The making of a will is serious. A valid will dictates who gets your property and when they get it.
An invalid will can result in your property passing according to Texas intestacy law. It can also set up an expensive probate dispute.
This is why estate planning attorneys take such care in helping clients properly execute wills.
One common question is whether the two witnesses to the will have to witness the decedent or testator sign the will. Put another way, can the decedent or testator sign the will and then, at some point in the future, have the witnesses sign the will? Is the will valid without simultaneous signatures?
The Venner v. Layton, 244 S.W.2d 852 (Tex. App.–Dallas 1951) case provides an opportunity to consider this question.
Facts & Procedural History
This case involves a will that was prepared and signed by the decedent.
At some point after the decedent signed the will, she had two witnesses sign the will. One witness was her doctor who made a house call. Later, she had a family friend at her house and asked her to sign as a witness.
Both witnesses testified that the decedent had showed them the will, identified her signature on the will, and asked them to sign the will as witnesses.
The probate court entered a directed verdict and admitted the will to probate. On appeal, the court was asked whether the will was properly executed.
How to Execute a Will in Texas
The requirements for a valid will vary from one state to another. The states have different laws that set out the requirements. Some states require more formality than others.
Texas Estates Code 251.051 sets out the requirements for executing wills in Texas:
Except as otherwise provided by law, a will must be:
(1) in writing;
(2) signed by: (A) the testator in person; or (B) another person on behalf of the testator: (i) in the testator’s presence; and (ii) under the testator’s direction; and
(3) attested by two or more credible witnesses who are at least 14 years of age and who subscribe their names to the will in their own handwriting in the testator’s presence.

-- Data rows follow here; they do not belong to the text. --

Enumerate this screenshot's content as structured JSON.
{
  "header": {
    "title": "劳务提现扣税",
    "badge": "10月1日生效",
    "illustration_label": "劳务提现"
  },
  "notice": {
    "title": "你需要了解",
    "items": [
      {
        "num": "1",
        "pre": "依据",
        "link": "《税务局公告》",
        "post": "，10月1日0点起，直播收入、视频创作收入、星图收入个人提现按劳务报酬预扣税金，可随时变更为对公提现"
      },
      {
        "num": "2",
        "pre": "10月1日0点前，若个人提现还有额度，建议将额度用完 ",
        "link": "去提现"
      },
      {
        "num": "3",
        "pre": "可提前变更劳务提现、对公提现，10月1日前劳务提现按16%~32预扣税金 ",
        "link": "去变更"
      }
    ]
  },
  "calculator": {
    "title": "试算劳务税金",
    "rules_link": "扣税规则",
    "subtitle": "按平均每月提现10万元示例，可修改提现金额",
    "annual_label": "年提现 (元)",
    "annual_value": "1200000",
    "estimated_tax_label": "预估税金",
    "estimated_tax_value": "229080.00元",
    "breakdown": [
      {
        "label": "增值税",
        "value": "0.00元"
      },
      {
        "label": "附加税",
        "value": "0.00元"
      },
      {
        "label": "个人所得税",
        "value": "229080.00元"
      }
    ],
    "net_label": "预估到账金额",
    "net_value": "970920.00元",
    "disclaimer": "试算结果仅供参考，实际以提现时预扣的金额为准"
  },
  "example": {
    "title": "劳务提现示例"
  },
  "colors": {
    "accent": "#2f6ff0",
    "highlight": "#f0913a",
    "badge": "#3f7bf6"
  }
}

The focus in this case is on the third element. The question is whether the witnesses who subscribe their names to the will have to do so at or around the same time that the decedent or testator signed her name.
The Code does not say whether the signatures have to be close in time.

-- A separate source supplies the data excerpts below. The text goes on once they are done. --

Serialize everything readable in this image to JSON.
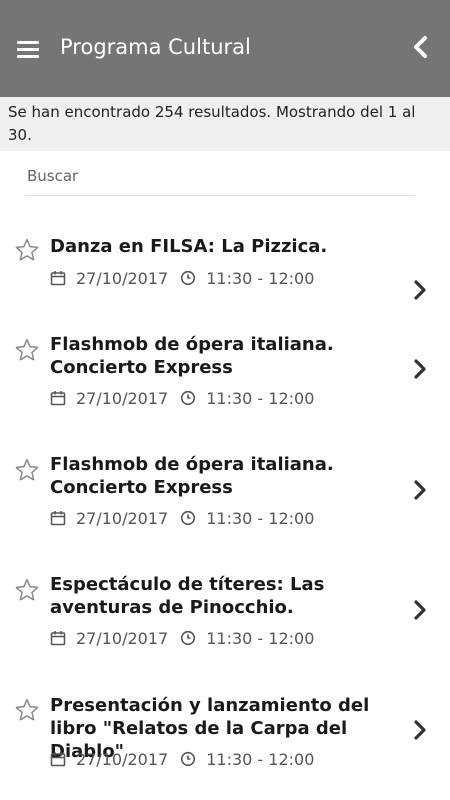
{
  "appbar": {
    "title": "Programa Cultural",
    "menu_icon": "hamburger-menu-icon",
    "back_icon": "chevron-left-icon"
  },
  "results": {
    "summary": "Se han encontrado 254 resultados. Mostrando del 1 al 30."
  },
  "search": {
    "placeholder": "Buscar",
    "value": ""
  },
  "items": [
    {
      "title": "Danza en FILSA: La Pizzica.",
      "date": "27/10/2017",
      "time": "11:30 - 12:00"
    },
    {
      "title": "Flashmob de ópera italiana. Concierto Express",
      "date": "27/10/2017",
      "time": "11:30 - 12:00"
    },
    {
      "title": "Flashmob de ópera italiana. Concierto Express",
      "date": "27/10/2017",
      "time": "11:30 - 12:00"
    },
    {
      "title": "Espectáculo de títeres: Las aventuras de Pinocchio.",
      "date": "27/10/2017",
      "time": "11:30 - 12:00"
    },
    {
      "title": "Presentación y lanzamiento del libro \"Relatos de la Carpa del Diablo\"",
      "date": "27/10/2017",
      "time": "11:30 - 12:00"
    }
  ],
  "colors": {
    "appbar_bg": "#757575",
    "info_bg": "#efefef"
  }
}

The Signature Requirement in Texas
The Texas courts have addressed a number of different fact patterns involving the signature requirements for wills.

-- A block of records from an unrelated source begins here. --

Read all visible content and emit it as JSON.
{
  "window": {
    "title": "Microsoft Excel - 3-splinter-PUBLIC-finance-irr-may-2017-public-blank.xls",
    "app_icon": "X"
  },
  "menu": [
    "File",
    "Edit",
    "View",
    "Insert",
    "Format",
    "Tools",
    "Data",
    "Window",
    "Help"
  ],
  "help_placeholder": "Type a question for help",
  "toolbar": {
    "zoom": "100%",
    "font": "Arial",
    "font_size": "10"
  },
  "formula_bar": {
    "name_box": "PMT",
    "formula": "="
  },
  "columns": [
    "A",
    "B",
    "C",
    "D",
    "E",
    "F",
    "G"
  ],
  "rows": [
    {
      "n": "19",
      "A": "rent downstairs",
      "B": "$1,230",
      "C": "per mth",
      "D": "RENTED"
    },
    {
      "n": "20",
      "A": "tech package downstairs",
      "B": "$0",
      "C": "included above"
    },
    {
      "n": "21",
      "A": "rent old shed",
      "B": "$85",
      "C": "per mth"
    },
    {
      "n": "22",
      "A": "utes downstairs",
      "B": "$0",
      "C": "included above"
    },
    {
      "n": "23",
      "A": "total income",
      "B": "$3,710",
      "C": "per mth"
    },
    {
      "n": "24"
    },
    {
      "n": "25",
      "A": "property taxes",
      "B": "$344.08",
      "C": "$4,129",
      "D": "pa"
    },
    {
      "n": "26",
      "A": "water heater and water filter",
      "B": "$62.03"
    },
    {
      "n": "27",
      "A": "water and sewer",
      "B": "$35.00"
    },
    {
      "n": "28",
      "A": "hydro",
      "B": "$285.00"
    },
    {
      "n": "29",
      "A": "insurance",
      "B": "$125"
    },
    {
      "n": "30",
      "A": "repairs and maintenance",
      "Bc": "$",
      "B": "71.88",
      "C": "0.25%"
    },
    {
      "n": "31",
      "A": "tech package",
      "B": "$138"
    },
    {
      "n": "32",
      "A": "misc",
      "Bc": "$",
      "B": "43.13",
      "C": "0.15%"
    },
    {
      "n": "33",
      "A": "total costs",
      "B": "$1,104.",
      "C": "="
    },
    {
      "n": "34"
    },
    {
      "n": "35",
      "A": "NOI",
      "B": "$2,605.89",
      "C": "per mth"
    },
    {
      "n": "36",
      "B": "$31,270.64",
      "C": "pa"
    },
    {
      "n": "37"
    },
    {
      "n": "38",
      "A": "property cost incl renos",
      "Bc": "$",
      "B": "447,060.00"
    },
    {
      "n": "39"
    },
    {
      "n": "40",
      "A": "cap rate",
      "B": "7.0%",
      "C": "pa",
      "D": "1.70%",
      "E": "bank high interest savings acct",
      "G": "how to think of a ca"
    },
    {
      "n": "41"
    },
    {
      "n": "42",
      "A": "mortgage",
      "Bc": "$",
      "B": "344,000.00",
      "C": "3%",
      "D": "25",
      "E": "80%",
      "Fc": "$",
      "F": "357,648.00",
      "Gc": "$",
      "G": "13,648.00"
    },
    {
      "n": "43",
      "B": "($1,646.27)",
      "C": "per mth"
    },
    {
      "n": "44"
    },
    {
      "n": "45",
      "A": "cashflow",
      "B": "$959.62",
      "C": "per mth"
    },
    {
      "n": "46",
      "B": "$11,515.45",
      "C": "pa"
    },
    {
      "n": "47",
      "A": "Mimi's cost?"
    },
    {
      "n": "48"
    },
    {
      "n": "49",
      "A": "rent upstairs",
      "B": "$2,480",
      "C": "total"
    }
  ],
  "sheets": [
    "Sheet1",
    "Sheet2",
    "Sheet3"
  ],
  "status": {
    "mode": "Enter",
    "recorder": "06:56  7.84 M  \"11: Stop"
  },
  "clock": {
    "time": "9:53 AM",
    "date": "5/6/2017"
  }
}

The Venner case described above is an example. The appeals court in Venner summarized the law as follows:
It was not necessary for the testatrix to sign the will in the presence of the witnesses. All that was required was that the witnesses sign in the presence of the testatrix; Davis v. Davis, Tex.Civ.App., 45 S.W.2d 240; nor was it necessary for the witnesses to sign the will in the presence of each other; Ludwick v. Fowler, Tex.Civ.App., 193 S.W.2d 692; Gainer v. Johnson, Tex.Civ.App., 211 S.W.2d 789. Neither was it necessary that there be affirmative evidence that the testatrix actually read and understood the will since, if she was of sound mind and not subject to undue influence, the fact that she signed it and requested witnesses to sign it, and acknowledged it as her last will, was evidence prima facie sufficient of her knowledge of its contents. Warren v. Ellis, Tex.Civ.App., 137 S.W. 1182. Such contentions are overruled.
There you have it. Venner is still valid today. It stands for the proposition that the witnesses do not have to see the decedent or testator sign the will. Simultaneous signatures are not required.
The Absence of Simultaneous Signatures
Even though Texas law says that the witnesses do not need to see the decedent or testator sign the will, or even be present when the decedent or testator signs the will, those executing wills should not rely on cases like Venner.
The decedent or testator and the witnesses should sign the will when possible.
Simultaneous signatures can help avoid questions about the admissibility of the will. It can also avoid problems where a witness is not able to recall any circumstances about the execution of the will. It can also avoid problems when there is an alleged alteration of the will. This can help avoid probate disputes.